No quería escribir. No disponía de tiempo para hacerlo. Después del premio, en medio del estruendo mediático, no tenía la cabeza ni la paz ni las energías suficientes para reanudar la escritura. Decidió que no volvería a empezar hasta que no acabaran las preguntas. Hasta que no pararan de oscilar a su alrededor aquellos periodistas.

Sombras escurridizas y fisgonas que no dejaban de interesarse por su vida privada, por su familia y sus hijos, como si una mujer no tuviera bastante con ser escritora.

Paco Umbral, para mencionar a uno de sus compañeros de generación, apostó por construir un personaje y decantar el circo a favor suyo. Pero ella, a quien todavía se lo pusieron más difícil, no estuvo nunca cómoda ante los focos. Y la grieta se hizo más profunda.


Carmen Laforet escribiendo... en silencio

El barranco

Volvería a intentarlo, claro. Y a conseguirlo. A pesar de la presión y las expectativas. A pesar del vértigo. A pesar de la separación con el crítico Manuel Cerezales, quien le hizo prometer por escrito que no convertiría ningún detalle de su relación en material narrativo. A pesar de los nuevos y los viejos obstáculos. Así llegarían, primero, artículos para revistas que la ayudarían a pagar facturas.

Y así llegarían, más adelante, libros de relatos, o crónicas de viaje, o nuevas novelas, como La isla y los demonios o La mujer nueva, que algunas lectoras como Elvira Lindo reivindican como auténticas cimas literarias, por más que hayan sucumbido a la fuerza del monstruo que es Nada.

Pero la cosa ya no brotaba tan fácilmente. Y crecía la tentación de borrar la línea a cada nueva palabra que añadía. La autoexigencia es un animal feroz. Laforet se marchó a Tánger, a París, al Trastevere romano, a Nueva York; como si saliera escopeteada detrás de aquella pulsión que se le escapaba.

Haría nuevas amistades, como Rafael Alberti o Ramón J. Sender, a los que conquistó rápidamente con aquella sonrisa tan suya que le estallaba en medio de la cara. Era un alma diferente, moderna, imprevisible; lo sabían los que la rodeaban. Sin embargo, mientras pasaba la vida, los editores seguían apretando, los dedos se tensaban. Y el barranco del silencio se intuía muy cercano.

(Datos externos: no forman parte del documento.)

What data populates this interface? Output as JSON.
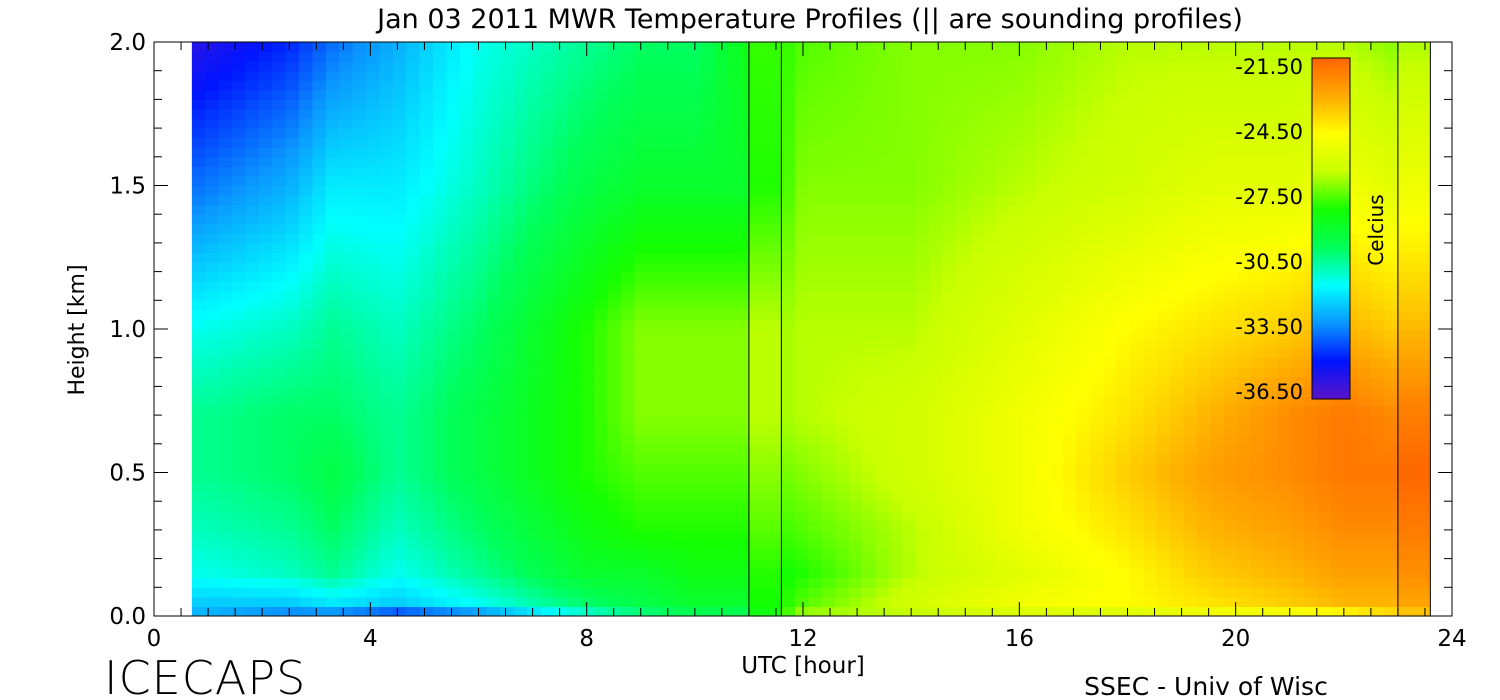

Este septiembre se celebra el centenario del nacimiento de Carmen Laforet

Escribiendo y rompiendo

"Escribía y rompía, escribía y rompía, escribía y rompía", recuerda una de sus hijas, Cristina, en el documental Imprescindibles de TVE, sobre aquella última etapa de su madre. "Tengo que escribir el libro olvidando que más tarde tendré que publicarlo, porque si no, no lo conseguiré".

José Manuel Lara, de Planeta, esperó siete u ocho años que llegara el manuscrito de Al volver la esquina. Pero Laforet, incapaz de darlo por acabado, ya no le enviaría, y no publicaría ninguna novela más en vida. Tampoco concedería ninguna entrevista más. Cansada de la fama, una vez, incluso, después de presentarse en el banco para firmar unos papeles, sorteó la euforia de una admiradora diciéndole que se equivocaba de Carmen Laforet. De alguna manera, iniciaba su retirada.

Nunca dejó de trabajar, sin embargo. Que nadie se engañe. Para alguien que escribe, desprenderse de la vocación es casi tan complicado como aprender a domesticarla. La espalda ligeramente curvada, el enésimo cigarrillo enganchado a los labios, las manos sobre la máquina: la autora, probablemente, siguió encadenando palabras, pero a oscuras. Porque la literatura no es sólo aquello que acaba en la estantería de una librería. La literatura, sobre todo, es aprender a luchar en silencio. Como decía Marguerite Duras, "escribir también es no hablar. Es callarse. Es aullar sin hacer ruido".